The victim categorically made a statement on 23.7.2006 at 7.30 pm that “her husband inflicted torture – mental and physical on her and he would provoke her to commit suicide and so she committed suicide”. 24. Beyond the said what more evidence would be needed by any court of law in the absence of tutoring so also not having met her relatives to convict the accused husband appellant herein under Section 306 IPC, as undoubtedly it is because of the constant provocation or instigation, call it by whatever name that led the victim to commit suicide as recorded by her in her statement before PW 10 and PW 11 which on her death is her DD. 25. In view of AIR (1976) SC 2199 the dying declaration recorded by the I.O. is excluded from consideration. 26. (2002) 6 SCC 701 and AIR (2004) SC 503 are not applicable to the facts of the instant case and are distinguishable on facts. 27. In view of (2008) 16 SCC 350 there is no reason to disbelieve the certificate given by PW 10 (Dr.).

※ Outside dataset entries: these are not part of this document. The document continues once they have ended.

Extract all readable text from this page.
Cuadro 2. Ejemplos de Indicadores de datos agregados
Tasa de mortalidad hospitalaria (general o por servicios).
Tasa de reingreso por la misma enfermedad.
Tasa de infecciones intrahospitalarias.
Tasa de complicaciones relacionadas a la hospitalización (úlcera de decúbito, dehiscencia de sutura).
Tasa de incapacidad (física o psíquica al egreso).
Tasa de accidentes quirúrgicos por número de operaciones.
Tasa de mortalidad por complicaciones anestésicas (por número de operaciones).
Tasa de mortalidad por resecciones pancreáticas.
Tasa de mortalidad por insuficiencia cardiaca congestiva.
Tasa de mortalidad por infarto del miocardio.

Accordingly the order of conviction and sentence under Section 306 IPC is upheld and the conviction and sentence under Section 498A and Section 302 IPC is set-aside. The sentence of life imprisonment is modified to sentence of 10 years under Section 306 IPC along with a fine of Rs. 1,000/- in default 3 months S.I. 28. In view of the aforesaid this appeal is disposed off. A.K. Ray, J.: I agree.